The facts are so plain that an English judge, who was a vice-president of Miss Cobbe's society, admitted that "vivisection enlarges knowledge"; but he condemned it as ''displeasing to Almighty God.'' It was said to go "hand in hand with atheism"; and several of the Episcopalian bishops, together with Cardinal Manning, opposed it as irreligious.
Transcendentalists are compelled by their philosophy to decide on the morality of all actions solely by the inner light, and not permitted to pay any attention to consequences. Many of them in England and America agreed to demand the total suppression of vivisection, "even should it chance to prove useful." This ground was taken in 1877 by Miss Cobbe's society; and she declared, five years later, in The Fortnightly, that she was determined "to stop the torture of animals, a grave moral offence, with the consequences of which—be they fortunate or the reverse—we are no more concerned than with those of any other evil deed." Later she said: "Into controversies concerning the utility of vivisection, I for one refuse to enter"; and she published a leaflet advising her sisters to follow her example. Ruskin took the same ground. These hasty enthusiasts were equally indifferent to another fact, which ought not to have been overlooked, namely, that suffering was usually prevented by the use of anaesthetics, which are indispensable for the success of many experiments.
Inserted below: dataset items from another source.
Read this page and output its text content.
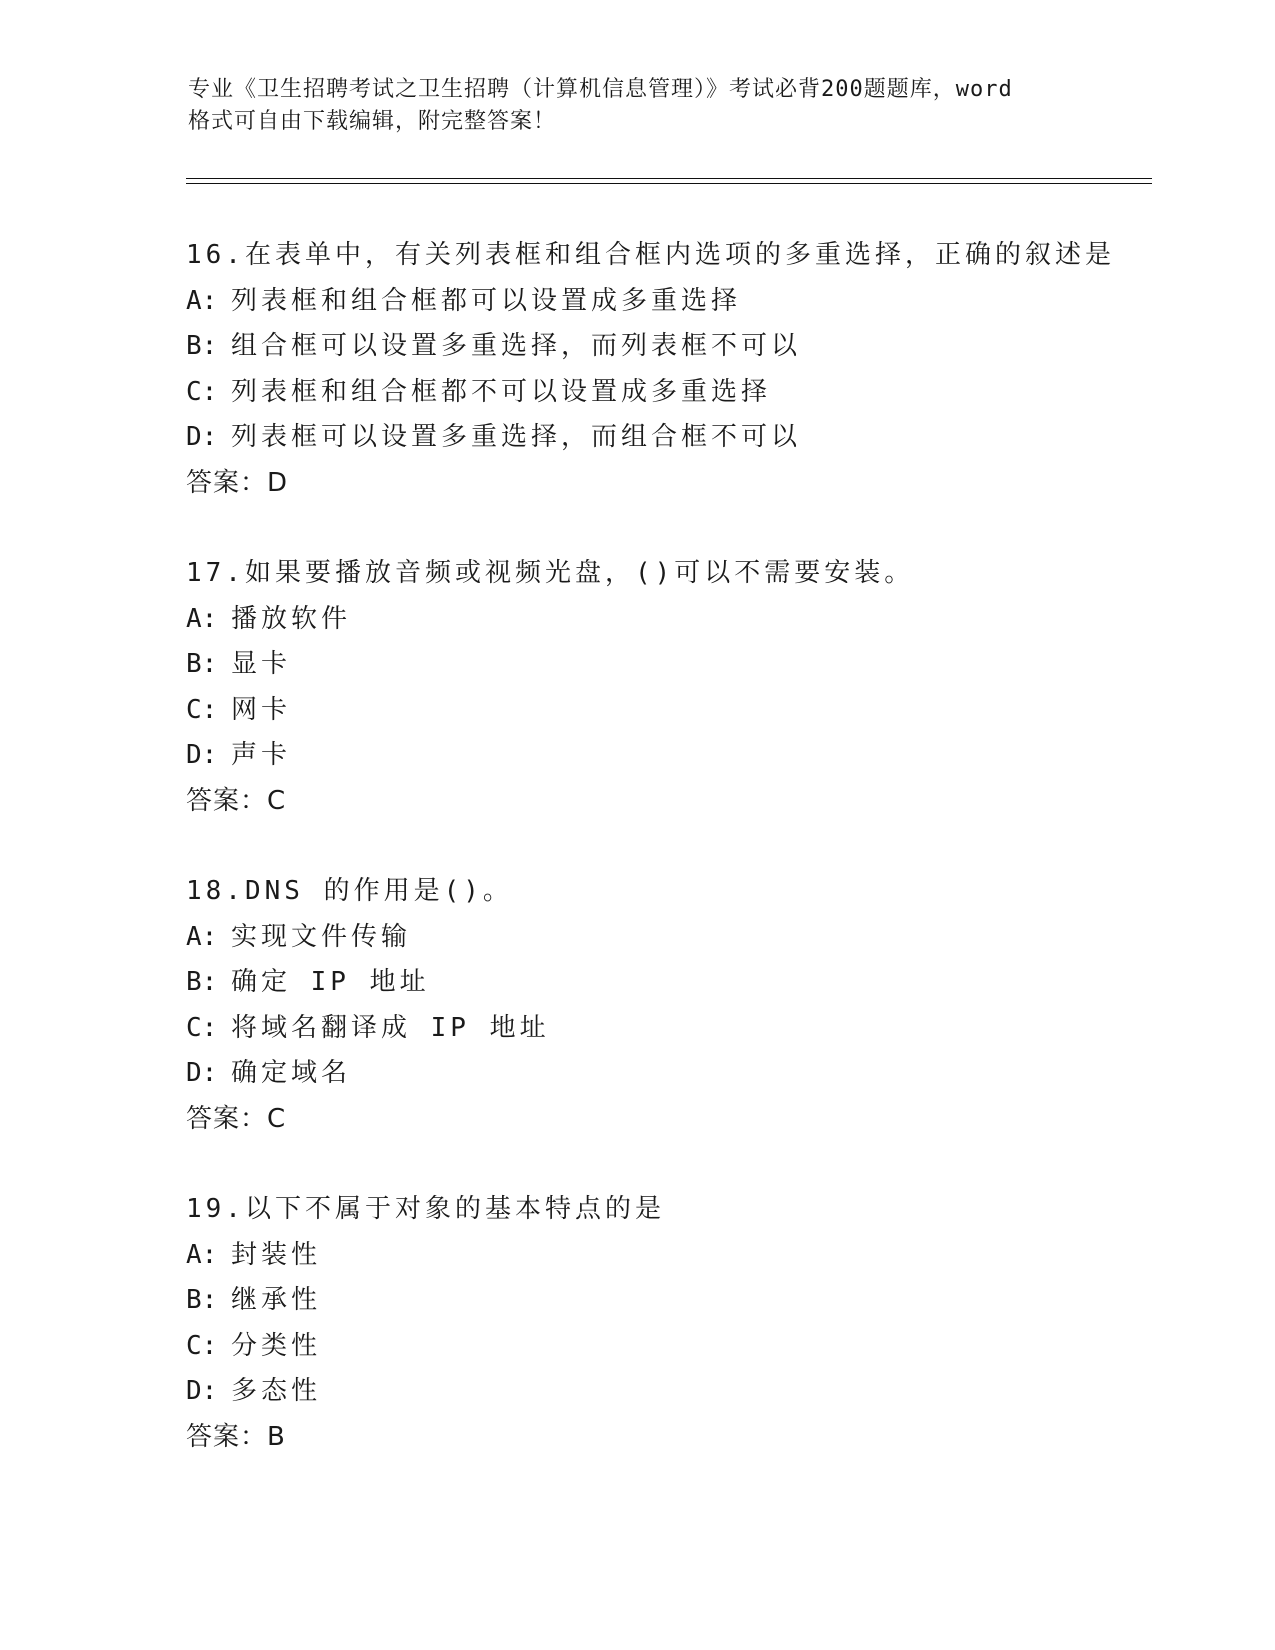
专业《卫生招聘考试之卫生招聘（计算机信息管理）》考试必背200题题库，word
格式可自由下载编辑，附完整答案！
16.在表单中，有关列表框和组合框内选项的多重选择，正确的叙述是
A: 列表框和组合框都可以设置成多重选择
B: 组合框可以设置多重选择，而列表框不可以
C: 列表框和组合框都不可以设置成多重选择
D: 列表框可以设置多重选择，而组合框不可以
答案：D
17.如果要播放音频或视频光盘，()可以不需要安装。
A: 播放软件
B: 显卡
C: 网卡
D: 声卡
答案：C
18.DNS 的作用是()。
A: 实现文件传输
B: 确定 IP 地址
C: 将域名翻译成 IP 地址
D: 确定域名
答案：C
19.以下不属于对象的基本特点的是
A: 封装性
B: 继承性
C: 分类性
D: 多态性
答案：B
The bill for prohibiting any vivisection was brought into the House of Lords in 1879; But was opposed by a nobleman who presided over the Society for the Prevention of Cruelty to Animals; and it was lost by 16 votes against 97. The House of Commons refused even to take action on the subject, despite four years of agitation. Thus the right of scientific research was finally secured.
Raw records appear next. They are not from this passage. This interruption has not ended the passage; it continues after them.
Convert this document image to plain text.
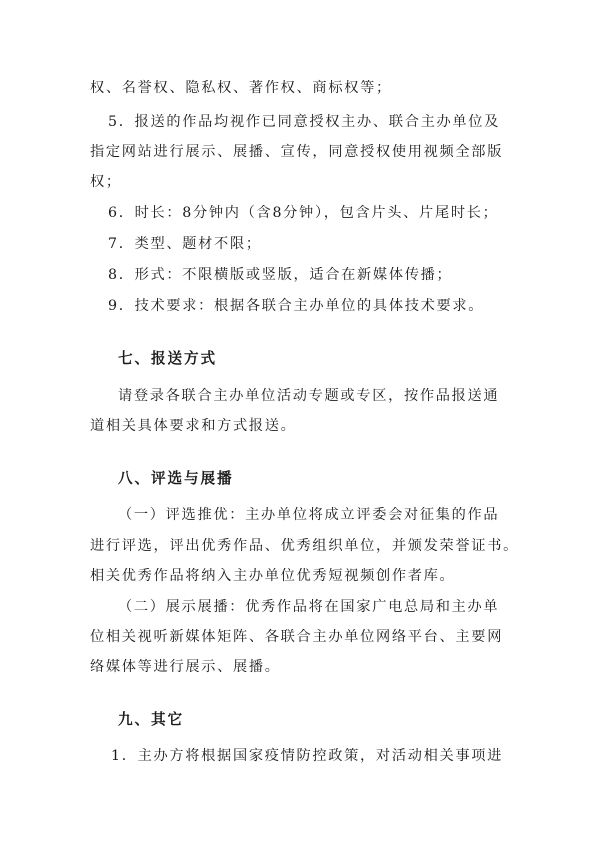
权、名誉权、隐私权、著作权、商标权等；
5．报送的作品均视作已同意授权主办、联合主办单位及
指定网站进行展示、展播、宣传，同意授权使用视频全部版
权；
6．时长：8分钟内（含8分钟），包含片头、片尾时长；
7．类型、题材不限；
8．形式：不限横版或竖版，适合在新媒体传播；
9．技术要求：根据各联合主办单位的具体技术要求。
七、报送方式
请登录各联合主办单位活动专题或专区，按作品报送通
道相关具体要求和方式报送。
八、评选与展播
（一）评选推优：主办单位将成立评委会对征集的作品
进行评选，评出优秀作品、优秀组织单位，并颁发荣誉证书。
相关优秀作品将纳入主办单位优秀短视频创作者库。
（二）展示展播：优秀作品将在国家广电总局和主办单
位相关视听新媒体矩阵、各联合主办单位网络平台、主要网
络媒体等进行展示、展播。
九、其它
1．主办方将根据国家疫情防控政策，对活动相关事项进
Miss Cobbe was one of the noblest of women; but even she was made blind by her philosophy to the right of people who prefer scientific methods to act up to their convictions. Garrison, too, was notoriously unable to do justice to anyone, even an abolitionist, who did not agree with him. There is nothing in Transcendentalism to prevent intolerance. This philosophy has done immense service to the philanthropy as well as the poetry of the nineteenth century; but human liberty will gain by the discovery that no such system of metaphysics can be anything better than a temporary bridge for passing out of the swamps of superstition, across the deep and furious torrent of scepticism, into a land of healthy happiness and clear, steady light.